Fifi of Fifi Flowers Design Decor paid me a fantastic compliment today! She based one of her wonderful paintings on a tablescape I posted a couple of weeks ago. Please check it out here and let Fifi know you've seen it! Thank you, Fifi, and thanks to all of you who have been so kind and supportive.
OK, back to today's post:
It had rained here all night, so it was too wet to set a table for you outside. I've already "done" the dining room and breakfast nook ... so I decided to set a table that's not a table.
Here's the result, a breakfast bar ... well, a setting for breakfast ON the bar:
It was light outside ... around 7am, but a few candles always enhance the mood.
These are some of my favorite dishes, "Medici" by Myott/Staffordshire. They're very similar to a pattern by another English company, "Florentine" by Wedgwood. Wedgewood introduced "Florentine" in 1931, and it's still an active pattern. The primary difference is that the raised enameling in the center of "Florentine" depicts flowers, rather than fruit ... and it retails for $400 for a 5-piece place setting! I found 40 pieces of "Medici" at a local antique mall for $100 (after a bit of negotiating). A fire destroyed Myott's records and pattern books, so not much is known about dates, etc. of many of their patterns.
These dishes are definitely old, and there's some "crazing" (the slight crackle you can see in the glaze if you look closely), but I don't mind that they've been used and obviously loved. For me, it adds to the interest and reminds us that the pieces have a history.
You'll notice that the handles are longer-than-average on the forks and knives. That was popular during the 1930's and 40's. It's called the "viande" or "grille" style. It reflects deco styling; the idea was that it would be an ergonomic design well-suited to cutting and eating steak, etc. (viande is French for meat). It seems that grilling became popular during that era. I think it was primarily seen as being something new and stylish ... a marketing concept. I happen to like the proportions ... that's probably why long-handled iced tea spoons and seafood forks appeal to me visually.
The "placemat for two" is a hand-crocheted runner from an estate sale. It cost $1.
You can see some of the glassware I've been collecting in the background.

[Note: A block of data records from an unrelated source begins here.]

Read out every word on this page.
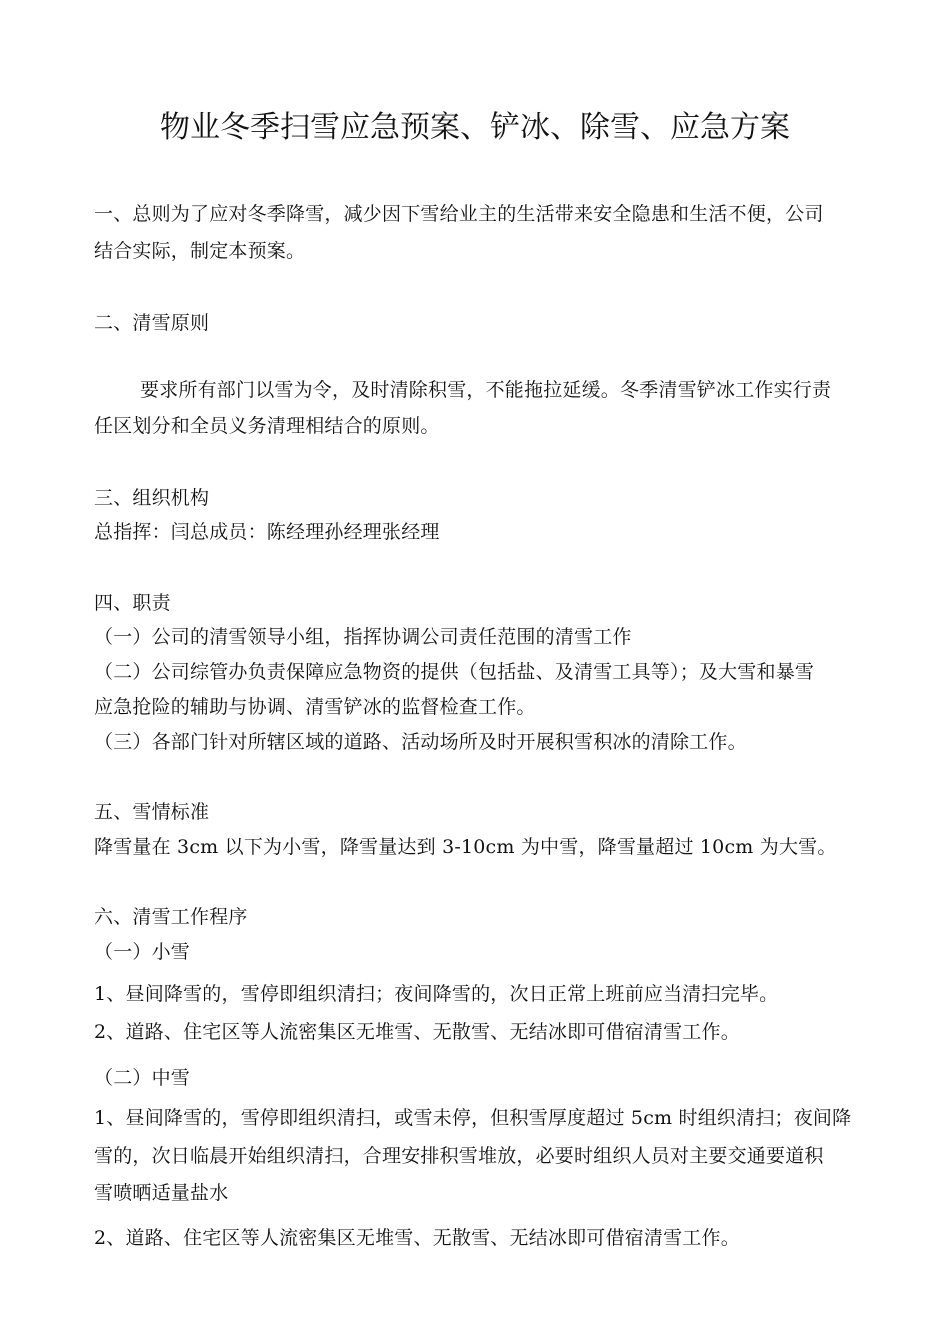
物业冬季扫雪应急预案、铲冰、除雪、应急方案
一、总则为了应对冬季降雪，减少因下雪给业主的生活带来安全隐患和生活不便，公司
结合实际，制定本预案。
二、清雪原则
要求所有部门以雪为令，及时清除积雪，不能拖拉延缓。冬季清雪铲冰工作实行责
任区划分和全员义务清理相结合的原则。
三、组织机构
总指挥：闫总成员：陈经理孙经理张经理
四、职责
（一）公司的清雪领导小组，指挥协调公司责任范围的清雪工作
（二）公司综管办负责保障应急物资的提供（包括盐、及清雪工具等）；及大雪和暴雪
应急抢险的辅助与协调、清雪铲冰的监督检查工作。
（三）各部门针对所辖区域的道路、活动场所及时开展积雪积冰的清除工作。
五、雪情标准
降雪量在 3cm 以下为小雪，降雪量达到 3-10cm 为中雪，降雪量超过 10cm 为大雪。
六、清雪工作程序
（一）小雪
1、昼间降雪的，雪停即组织清扫；夜间降雪的，次日正常上班前应当清扫完毕。
2、道路、住宅区等人流密集区无堆雪、无散雪、无结冰即可借宿清雪工作。
（二）中雪
1、昼间降雪的，雪停即组织清扫，或雪未停，但积雪厚度超过 5cm 时组织清扫；夜间降
雪的，次日临晨开始组织清扫，合理安排积雪堆放，必要时组织人员对主要交通要道积
雪喷晒适量盐水
2、道路、住宅区等人流密集区无堆雪、无散雪、无结冰即可借宿清雪工作。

I had planned to use these vases for roses, but the rose garden took a beating during all the heavy rain. I looked around, and the marigolds were standing proudly. Somehow though, it seemed that single marigolds looked lonely in the containers. The daisies had also survived the rain intact, so I snipped a few of those. Actually, some of the ones pictured here were used in last week's tablescapes ... they're definitely durable flowers!
The "vases" are vintage frosted hunting horn-shaped pilsner glasses by Tiara. They were a Goodwill find at $.99 each. A well-known replacement service lists them for $13.99 each.

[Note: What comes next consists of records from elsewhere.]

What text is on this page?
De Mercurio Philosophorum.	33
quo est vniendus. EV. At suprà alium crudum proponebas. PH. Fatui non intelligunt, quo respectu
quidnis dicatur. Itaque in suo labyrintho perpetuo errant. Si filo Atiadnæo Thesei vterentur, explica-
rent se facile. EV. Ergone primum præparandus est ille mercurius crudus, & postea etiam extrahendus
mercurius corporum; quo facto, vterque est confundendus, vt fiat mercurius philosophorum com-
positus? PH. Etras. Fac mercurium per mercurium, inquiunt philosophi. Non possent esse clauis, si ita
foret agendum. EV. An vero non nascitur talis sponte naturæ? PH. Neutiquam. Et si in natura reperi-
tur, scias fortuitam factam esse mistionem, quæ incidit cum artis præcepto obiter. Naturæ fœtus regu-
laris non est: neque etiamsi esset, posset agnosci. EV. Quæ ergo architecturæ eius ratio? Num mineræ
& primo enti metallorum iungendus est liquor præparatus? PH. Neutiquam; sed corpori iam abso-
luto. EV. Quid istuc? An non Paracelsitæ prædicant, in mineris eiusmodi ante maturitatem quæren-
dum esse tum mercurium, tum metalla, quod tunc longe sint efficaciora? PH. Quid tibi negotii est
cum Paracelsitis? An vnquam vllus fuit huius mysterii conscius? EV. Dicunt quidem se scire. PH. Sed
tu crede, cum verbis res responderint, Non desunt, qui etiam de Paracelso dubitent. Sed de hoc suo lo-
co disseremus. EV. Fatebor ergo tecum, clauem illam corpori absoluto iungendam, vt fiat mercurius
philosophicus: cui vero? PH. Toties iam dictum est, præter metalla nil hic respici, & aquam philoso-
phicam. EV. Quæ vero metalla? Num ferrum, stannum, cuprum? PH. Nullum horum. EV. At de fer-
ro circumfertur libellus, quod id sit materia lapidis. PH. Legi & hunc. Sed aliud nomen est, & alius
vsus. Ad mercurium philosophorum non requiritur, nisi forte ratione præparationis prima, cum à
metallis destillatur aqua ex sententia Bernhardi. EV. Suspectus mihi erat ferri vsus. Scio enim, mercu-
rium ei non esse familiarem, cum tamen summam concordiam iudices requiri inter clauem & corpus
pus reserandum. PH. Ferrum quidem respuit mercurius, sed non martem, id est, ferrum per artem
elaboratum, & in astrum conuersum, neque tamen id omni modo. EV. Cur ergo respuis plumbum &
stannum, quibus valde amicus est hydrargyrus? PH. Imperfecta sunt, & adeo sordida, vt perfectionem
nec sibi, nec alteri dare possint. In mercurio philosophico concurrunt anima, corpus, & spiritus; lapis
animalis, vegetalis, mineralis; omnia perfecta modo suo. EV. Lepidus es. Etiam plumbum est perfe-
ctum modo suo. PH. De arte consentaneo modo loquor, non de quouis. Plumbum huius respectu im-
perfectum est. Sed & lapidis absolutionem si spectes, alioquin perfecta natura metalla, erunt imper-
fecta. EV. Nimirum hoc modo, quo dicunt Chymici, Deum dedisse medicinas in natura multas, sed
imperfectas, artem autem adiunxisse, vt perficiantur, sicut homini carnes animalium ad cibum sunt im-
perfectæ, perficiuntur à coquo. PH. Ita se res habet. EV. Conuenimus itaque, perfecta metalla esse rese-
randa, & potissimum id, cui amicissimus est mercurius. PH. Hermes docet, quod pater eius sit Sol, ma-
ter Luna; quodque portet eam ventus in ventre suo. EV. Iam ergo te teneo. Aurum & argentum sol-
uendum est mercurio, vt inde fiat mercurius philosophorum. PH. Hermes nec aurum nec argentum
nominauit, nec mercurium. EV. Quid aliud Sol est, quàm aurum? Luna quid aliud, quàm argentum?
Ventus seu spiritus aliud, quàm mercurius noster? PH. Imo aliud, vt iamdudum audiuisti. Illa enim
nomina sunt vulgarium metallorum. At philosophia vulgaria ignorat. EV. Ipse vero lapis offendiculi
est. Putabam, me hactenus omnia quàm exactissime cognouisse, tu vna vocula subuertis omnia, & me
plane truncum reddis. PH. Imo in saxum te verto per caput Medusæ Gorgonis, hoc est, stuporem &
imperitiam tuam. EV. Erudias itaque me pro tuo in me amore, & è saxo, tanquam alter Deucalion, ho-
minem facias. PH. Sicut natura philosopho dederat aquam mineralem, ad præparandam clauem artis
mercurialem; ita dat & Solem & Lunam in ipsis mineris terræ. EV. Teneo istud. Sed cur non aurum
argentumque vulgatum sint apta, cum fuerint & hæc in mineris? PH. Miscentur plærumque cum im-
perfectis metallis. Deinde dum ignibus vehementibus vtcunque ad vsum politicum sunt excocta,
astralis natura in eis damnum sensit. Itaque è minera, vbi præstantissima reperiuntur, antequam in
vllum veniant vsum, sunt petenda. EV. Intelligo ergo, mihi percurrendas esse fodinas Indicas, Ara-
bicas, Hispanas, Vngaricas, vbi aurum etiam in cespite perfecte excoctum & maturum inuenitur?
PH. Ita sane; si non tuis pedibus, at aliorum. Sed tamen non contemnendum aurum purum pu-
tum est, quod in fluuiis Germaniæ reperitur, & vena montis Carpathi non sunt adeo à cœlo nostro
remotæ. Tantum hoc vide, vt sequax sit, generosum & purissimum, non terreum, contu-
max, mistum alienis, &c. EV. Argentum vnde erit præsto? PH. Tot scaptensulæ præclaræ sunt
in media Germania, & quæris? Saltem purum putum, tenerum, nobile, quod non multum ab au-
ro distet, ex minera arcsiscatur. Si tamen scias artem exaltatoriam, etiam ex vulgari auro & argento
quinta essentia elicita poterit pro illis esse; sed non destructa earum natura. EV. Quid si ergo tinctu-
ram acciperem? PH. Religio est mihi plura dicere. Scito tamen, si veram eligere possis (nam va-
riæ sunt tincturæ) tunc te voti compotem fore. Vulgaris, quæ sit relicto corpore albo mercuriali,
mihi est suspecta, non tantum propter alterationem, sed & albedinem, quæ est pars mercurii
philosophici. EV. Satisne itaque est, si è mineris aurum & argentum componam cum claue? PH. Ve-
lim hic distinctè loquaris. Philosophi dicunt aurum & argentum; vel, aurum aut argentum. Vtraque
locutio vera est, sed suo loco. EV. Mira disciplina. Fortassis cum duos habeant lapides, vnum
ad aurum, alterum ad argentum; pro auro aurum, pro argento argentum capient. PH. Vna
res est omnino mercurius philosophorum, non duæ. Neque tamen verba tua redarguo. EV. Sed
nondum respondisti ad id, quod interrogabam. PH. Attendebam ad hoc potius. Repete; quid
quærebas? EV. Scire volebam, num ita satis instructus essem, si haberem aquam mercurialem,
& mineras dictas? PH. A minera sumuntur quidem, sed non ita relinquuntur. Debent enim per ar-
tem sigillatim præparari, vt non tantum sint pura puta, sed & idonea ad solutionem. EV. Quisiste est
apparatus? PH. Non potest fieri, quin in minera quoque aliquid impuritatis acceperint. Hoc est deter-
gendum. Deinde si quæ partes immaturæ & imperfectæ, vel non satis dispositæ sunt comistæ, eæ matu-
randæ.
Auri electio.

I decided to use tall sherbet/champagne glasses for juice. This is a Rock Sharpe pattern. I really like the sparkly stems. The water glass is from the mid 1950's. It's "Tempo" by Heisey. They're very nice quality (comparable to Fostoria). I found them at an estate sale (covered with dust on an outside table) priced at 3 for $2.50. It was the second day of the sale, so I offered $1 for the set ... offer accepted! I have a fairly large set of the same stem with an etched pattern -- that's how I knew they were Heisey when I spotted them at the sale.
A close up of the etch/cutting on the Rock Sharpe stems. They're probably from the late 1930's. I paid $12 for ten at a local antique mall (after chatting with the dealer who was in her booth that day). They had been priced at $22, which was already a great price. Since I know she likes to negotiate, I figured it wouldn't hurt to offer less. Prices often depends on how much the dealers have invested in the pieces, whether the rent is due, if they're overstocked, etc. It definitely pays to be polite, and it's never a good idea to offer an insultingly low amount.
I think the simple lines of the sugar bowl and creamer have a deco influence. The're a 1970's pattern by Fostoria called "Transition." One of the pieces still had the original Fostoria label ... I removed it today just for you! I bought the set at a salvage store in Illinois for $4.
A closer view ...
And there you have it ... breakfast on the bar! Well ... minus the food ... what would you like me to serve?